Allegany State Park's 65,000 acres is known for its primitive forested valleys, un-glaciated landscape, fall leaves and wildlife. The two developed areas, Red House and Quaker, make this the largest state park in the system. Both areas offer sand beaches, picnic areas, museums, hiking trails and naturalist walks. Walkers and bicycle riders take advantage of the 5 miles of paved trails around Red House. The Art Roscoe Ski Touring Area has some of the finest groomed cross country skiing and mountain bike trails in the Northeast. Snowmobilers are attracted to Allegany State Park for its 90 miles of groomed snowmobile trails and over 150 winterized cabins. Other activities include bird watching, picnicking, fishing, hunting, snowshoeing, canoeing, and horseback riding. Visitors looking for anything from a weekend retreat to an extended vacation are able to choose from Allegany State Park's 424 campsites, 375 cabins and three group camps available for rental. There are year round vacation rental cottages that are fully equipped with the latest conveniences located in both the Red House and Quaker areas. The seven Fancher Cottages are located in the southern part of the Allegany State park, adjacent to Quaker Run Creek and offer guests a unique camping experience. Named for Senator Albert T. Fancher, the "Father of Allegany State Park," each Fancher Cottage (located in the historic Quaker Area of the park) has a bathroom with shower, refrigerator, counter-top range and microwave. The fully accessible cottages sleep six, are furnished and stocked with pillows, bedding, cooking utensils, dishes and coffeemakers. In addition, each cottage has a grill and picnic table outside. Reminiscent of a classic hunting lodge, the Pitt Cottage in the Red House Area offers the same amenities as the Fancher Cottages. One outstanding feature of the Pitt Cottage is its gas burning stone fireplace. Located on Allegany State Park Rte. 2, the cottage is adjacent to Congdon Trail and three miles from the Administration Building. Pitt Cottage is not handicapped accessible.

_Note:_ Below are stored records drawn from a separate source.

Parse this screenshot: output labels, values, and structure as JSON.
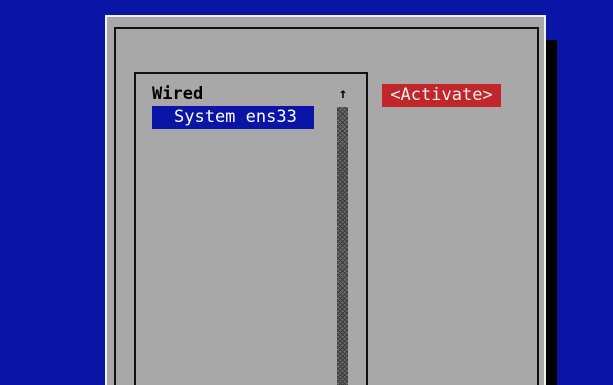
{
  "connections": {
    "groups": [
      {
        "label": "Wired",
        "items": [
          {
            "label": "System ens33",
            "selected": true
          }
        ]
      }
    ]
  },
  "scrollbar": {
    "up_arrow": "↑"
  },
  "actions": {
    "activate_label": "<Activate>"
  },
  "colors": {
    "background": "#0a15a8",
    "dialog": "#a8a8a8",
    "selection": "#0a15a8",
    "button": "#c0262a",
    "button_text": "#f2f2f2"
  }
}
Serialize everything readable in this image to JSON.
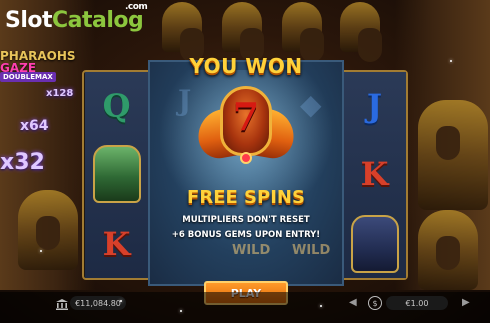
{
  "logo": {
    "part1": "Slot",
    "part2": "Catalog",
    "suffix": ".com"
  },
  "game": {
    "title_line1": "PHARAOHS",
    "title_line2": "GAZE",
    "provider": "DOUBLEMAX"
  },
  "multipliers": [
    "x128",
    "x64",
    "x32"
  ],
  "popup": {
    "heading": "YOU WON",
    "free_spins_count": "7",
    "award_label": "FREE SPINS",
    "info_line1": "MULTIPLIERS DON'T RESET",
    "info_line2": "+6 BONUS GEMS UPON ENTRY!",
    "background_wild_label": "WILD"
  },
  "reels": {
    "left_column": [
      "Q",
      "figure",
      "K"
    ],
    "right_column": [
      "J",
      "K",
      "anubis"
    ]
  },
  "controls": {
    "play_label": "PLAY",
    "balance": "€11,084.80",
    "bet": "€1.00",
    "icons": [
      "bank-icon",
      "coin-stack-icon",
      "arrow-left-icon",
      "arrow-right-icon"
    ]
  },
  "colors": {
    "gold_text": "#ffd23a",
    "play_orange": "#ff9a2a",
    "logo_green": "#8cc63e",
    "frame_gold": "#a27c32"
  }
}
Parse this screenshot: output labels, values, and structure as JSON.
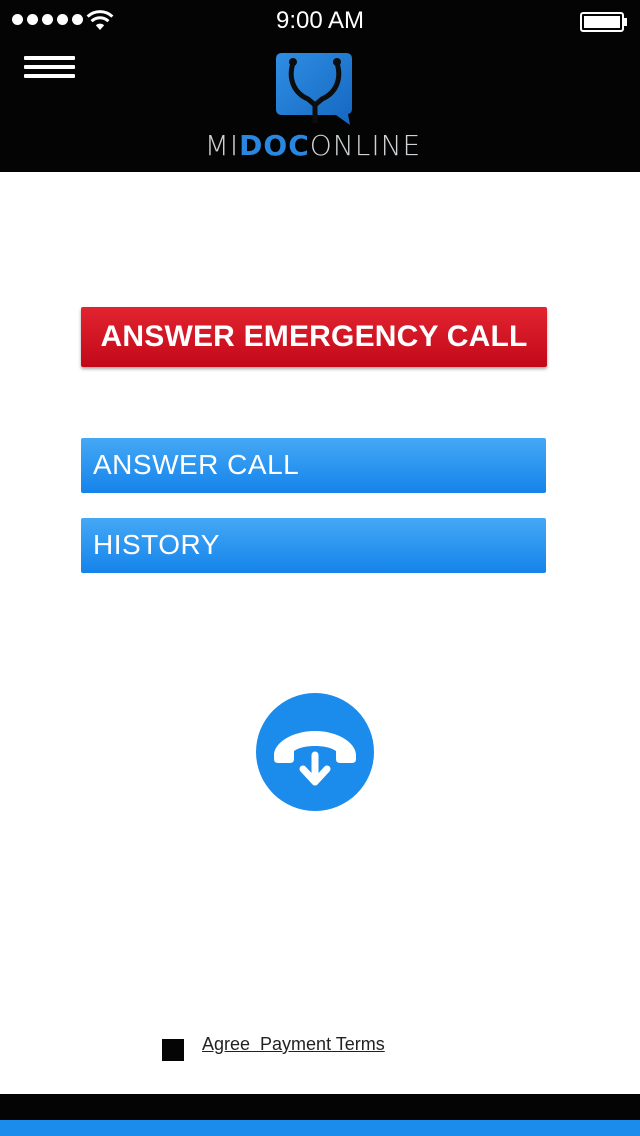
{
  "status_bar": {
    "time": "9:00 AM",
    "signal_icon": "signal-dots-icon",
    "wifi_icon": "wifi-icon",
    "battery_icon": "battery-icon"
  },
  "header": {
    "menu_icon": "hamburger-menu-icon",
    "logo_icon": "stethoscope-chat-bubble-icon",
    "logo_text": {
      "prefix": "MI",
      "middle": "DOC",
      "suffix": "ONLINE"
    }
  },
  "main": {
    "emergency_button_label": "ANSWER EMERGENCY CALL",
    "answer_call_label": "ANSWER CALL",
    "history_label": "HISTORY",
    "call_icon": "phone-download-icon"
  },
  "footer": {
    "agree_label": "Agree  Payment Terms"
  },
  "colors": {
    "header_bg": "#040404",
    "emergency_red": "#d5131f",
    "primary_blue": "#1b8bec",
    "logo_accent": "#2a87e0"
  }
}
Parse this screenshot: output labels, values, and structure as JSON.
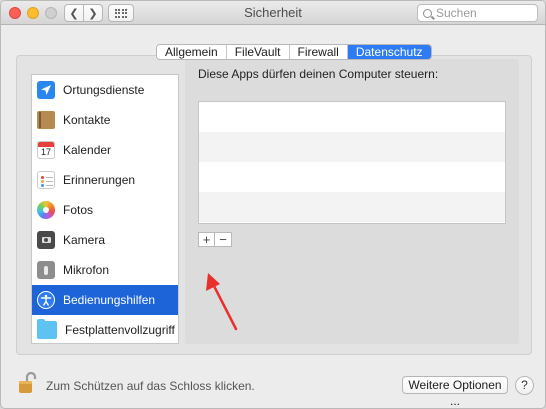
{
  "window": {
    "title": "Sicherheit"
  },
  "toolbar": {
    "back_icon": "chevron-left-icon",
    "forward_icon": "chevron-right-icon",
    "grid_icon": "grid-icon",
    "search_placeholder": "Suchen"
  },
  "tabs": [
    {
      "label": "Allgemein",
      "active": false
    },
    {
      "label": "FileVault",
      "active": false
    },
    {
      "label": "Firewall",
      "active": false
    },
    {
      "label": "Datenschutz",
      "active": true
    }
  ],
  "sidebar": {
    "items": [
      {
        "label": "Ortungsdienste",
        "icon": "location-arrow-icon"
      },
      {
        "label": "Kontakte",
        "icon": "contacts-book-icon"
      },
      {
        "label": "Kalender",
        "icon": "calendar-icon",
        "icon_text": "17"
      },
      {
        "label": "Erinnerungen",
        "icon": "reminders-icon"
      },
      {
        "label": "Fotos",
        "icon": "photos-icon"
      },
      {
        "label": "Kamera",
        "icon": "camera-icon"
      },
      {
        "label": "Mikrofon",
        "icon": "microphone-icon"
      },
      {
        "label": "Bedienungshilfen",
        "icon": "accessibility-icon",
        "selected": true
      },
      {
        "label": "Festplattenvollzugriff",
        "icon": "folder-icon"
      }
    ]
  },
  "content": {
    "description": "Diese Apps dürfen deinen Computer steuern:",
    "add_label": "+",
    "remove_label": "−"
  },
  "footer": {
    "lock_text": "Zum Schützen auf das Schloss klicken.",
    "more_options": "Weitere Optionen ...",
    "help": "?"
  },
  "colors": {
    "accent": "#2e7bf6",
    "selection": "#1c64d8",
    "annotation_arrow": "#e8302c"
  }
}
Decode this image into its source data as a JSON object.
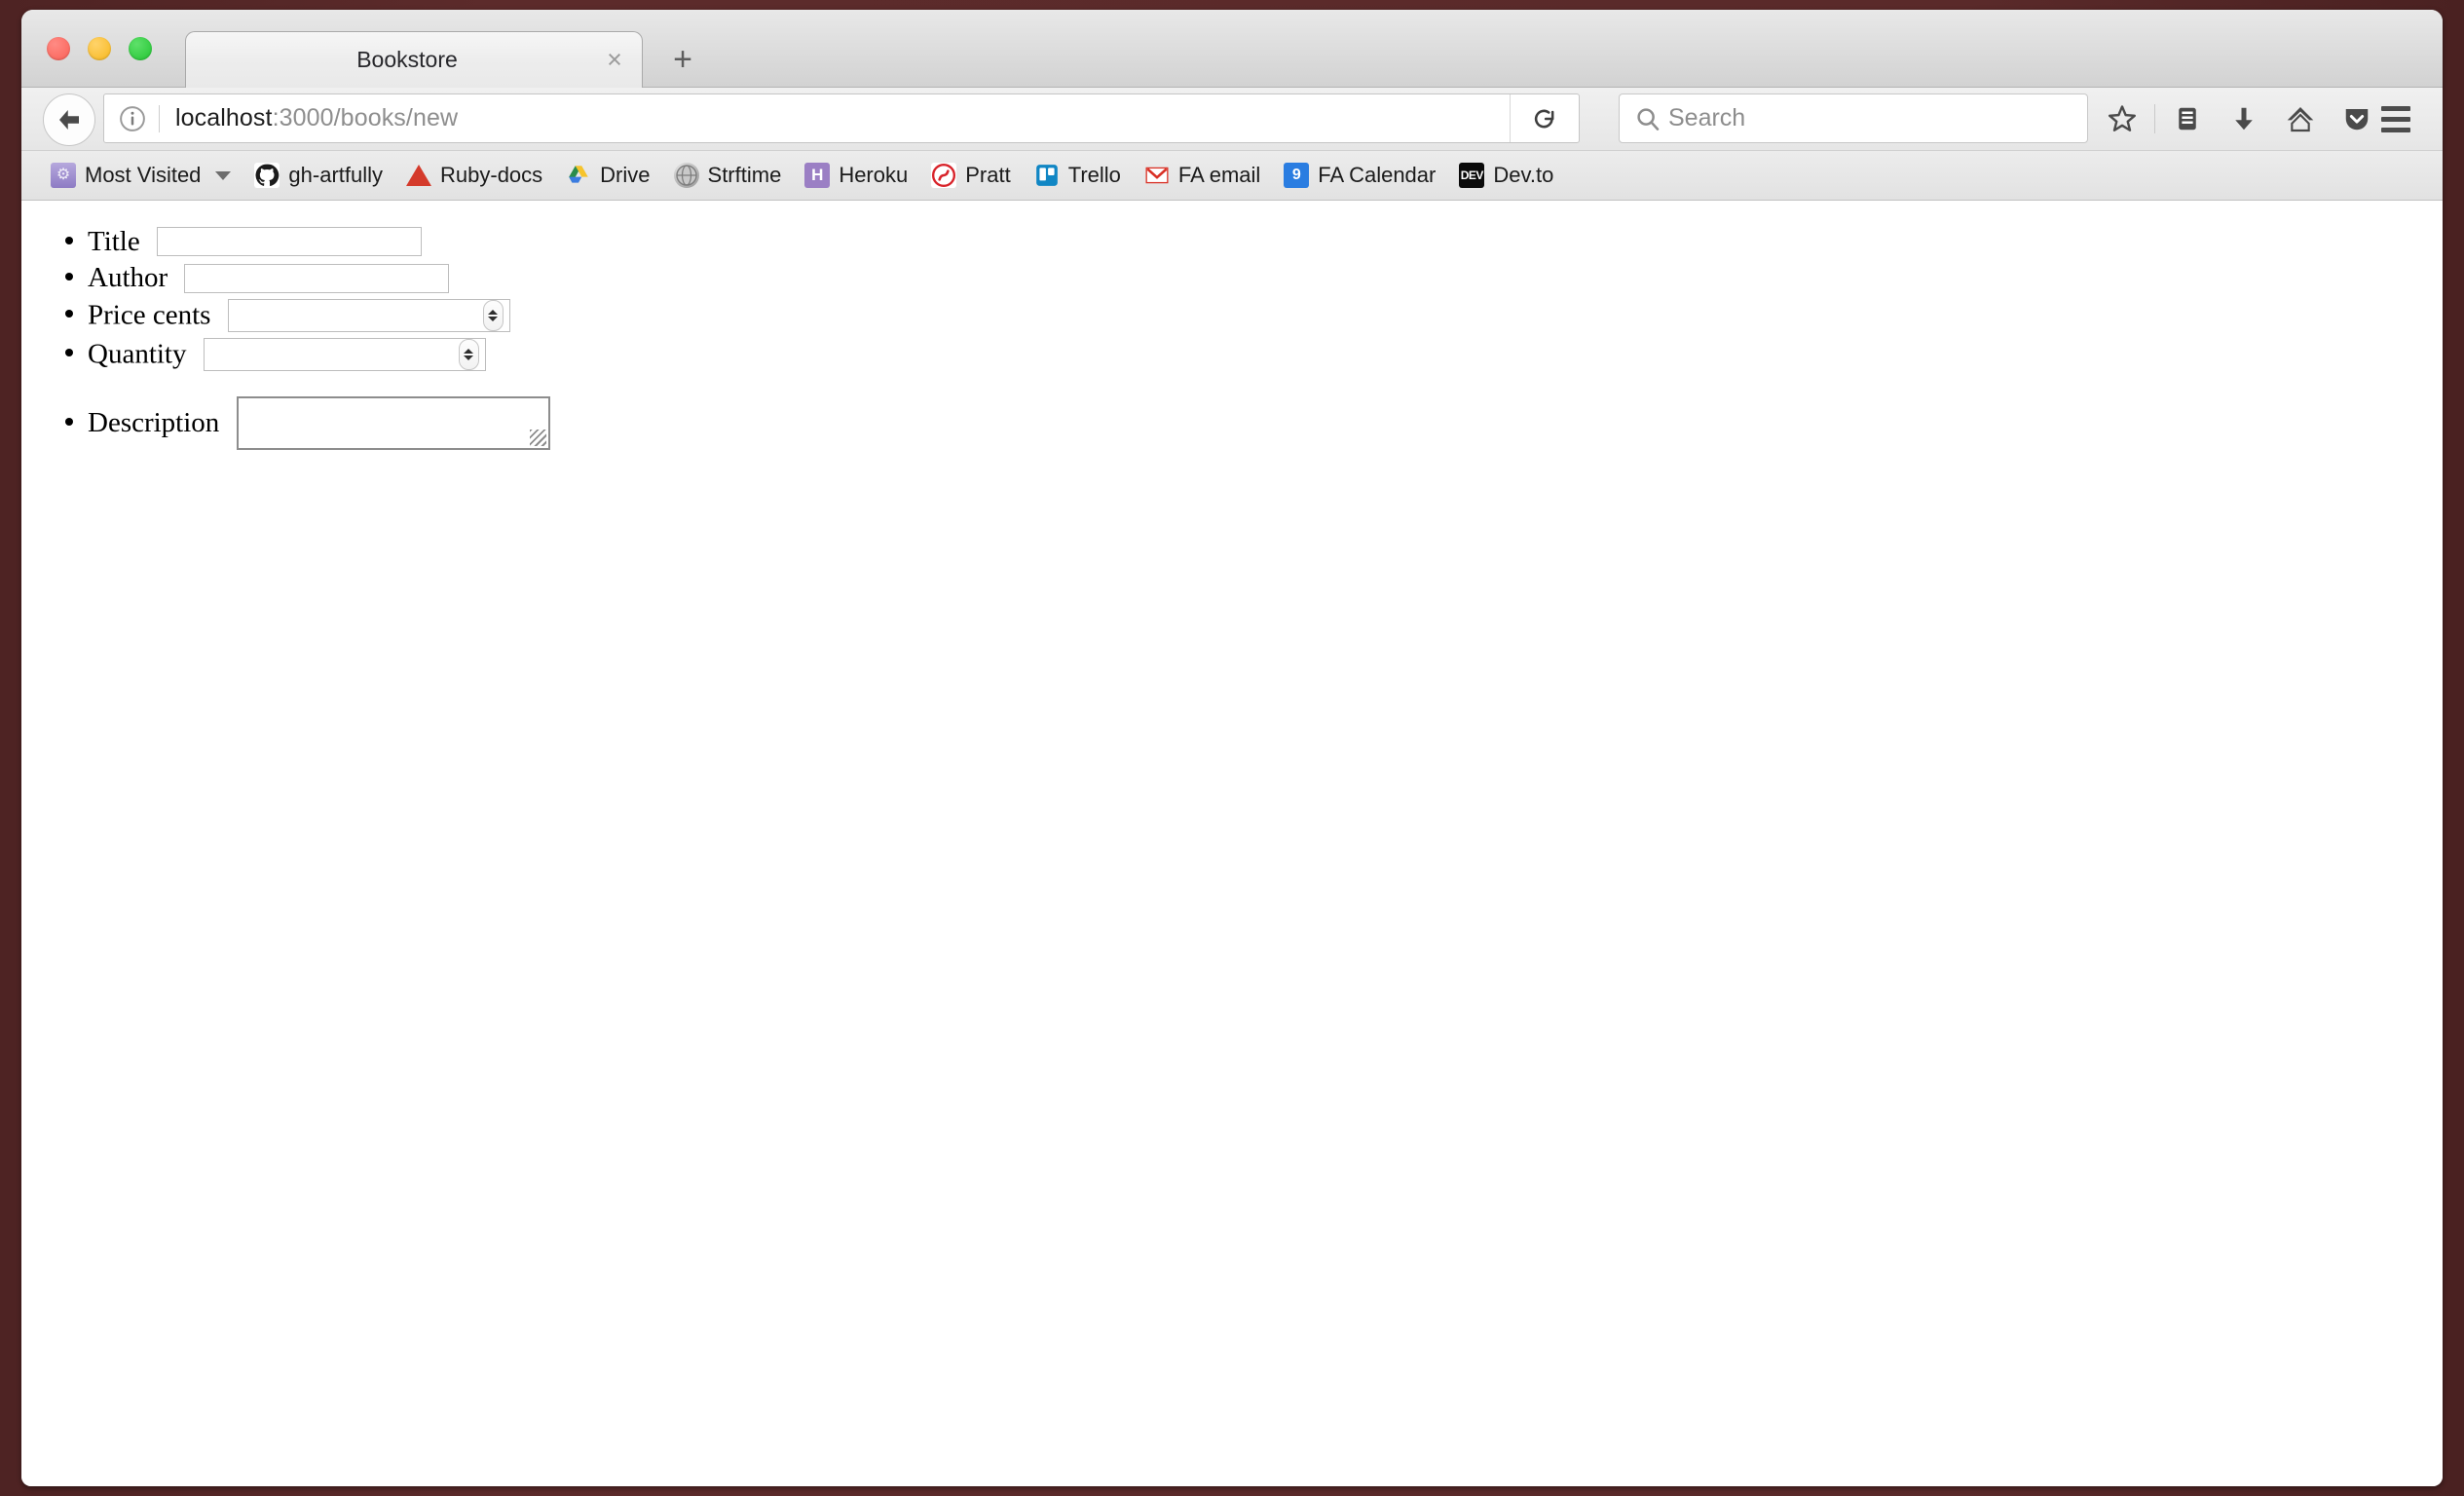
{
  "window": {
    "frame_color": "#5a2a2a",
    "traffic_lights": [
      {
        "name": "close",
        "color": "#fa5f55"
      },
      {
        "name": "minimize",
        "color": "#f7b71d"
      },
      {
        "name": "zoom",
        "color": "#22c431"
      }
    ]
  },
  "tabs": [
    {
      "title": "Bookstore",
      "close_glyph": "×",
      "active": true
    }
  ],
  "new_tab_glyph": "+",
  "navigation": {
    "back_glyph": "←",
    "reload_glyph": "⟳",
    "info_glyph": "ⓘ",
    "url": {
      "host": "localhost",
      "path": ":3000/books/new",
      "full": "localhost:3000/books/new"
    },
    "search": {
      "placeholder": "Search",
      "icon": "search-icon"
    },
    "toolbar_icons": [
      {
        "name": "bookmark-star-icon",
        "glyph": "☆"
      },
      {
        "name": "reading-list-icon",
        "glyph": "☰"
      },
      {
        "name": "downloads-icon",
        "glyph": "⬇"
      },
      {
        "name": "home-icon",
        "glyph": "⌂"
      },
      {
        "name": "pocket-icon",
        "glyph": "▼"
      }
    ],
    "menu_icon": "hamburger-menu-icon"
  },
  "bookmarks": [
    {
      "label": "Most Visited",
      "icon": "folder-gear-icon",
      "has_caret": true
    },
    {
      "label": "gh-artfully",
      "icon": "github-icon",
      "glyph": "●"
    },
    {
      "label": "Ruby-docs",
      "icon": "ruby-icon",
      "glyph": ""
    },
    {
      "label": "Drive",
      "icon": "google-drive-icon",
      "glyph": ""
    },
    {
      "label": "Strftime",
      "icon": "globe-icon",
      "glyph": "◌"
    },
    {
      "label": "Heroku",
      "icon": "heroku-icon",
      "glyph": "H"
    },
    {
      "label": "Pratt",
      "icon": "pratt-icon",
      "glyph": "@"
    },
    {
      "label": "Trello",
      "icon": "trello-icon",
      "glyph": "▐▐"
    },
    {
      "label": "FA email",
      "icon": "gmail-icon",
      "glyph": "M"
    },
    {
      "label": "FA Calendar",
      "icon": "google-calendar-icon",
      "glyph": "9"
    },
    {
      "label": "Dev.to",
      "icon": "devto-icon",
      "glyph": "DEV"
    }
  ],
  "page": {
    "form_fields": [
      {
        "label": "Title",
        "type": "text",
        "value": "",
        "name": "title"
      },
      {
        "label": "Author",
        "type": "text",
        "value": "",
        "name": "author"
      },
      {
        "label": "Price cents",
        "type": "number",
        "value": "",
        "name": "price_cents"
      },
      {
        "label": "Quantity",
        "type": "number",
        "value": "",
        "name": "quantity"
      },
      {
        "label": "Description",
        "type": "textarea",
        "value": "",
        "name": "description"
      }
    ]
  }
}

Nicole P. on Red House Lake Area Trail
Great trail, well marked. Only saw a couple of people. Beware of the acorns in the fall!!!! Would definitely come back and walk it again.
marty h. on Red House Lake Area Trail
This trail is called the beehunter trail and is well marked once you are on the trail. When the trail ends you will have to find the bike path to follow to get back to your car but it's only about a half a mile away. I would recommend this hike.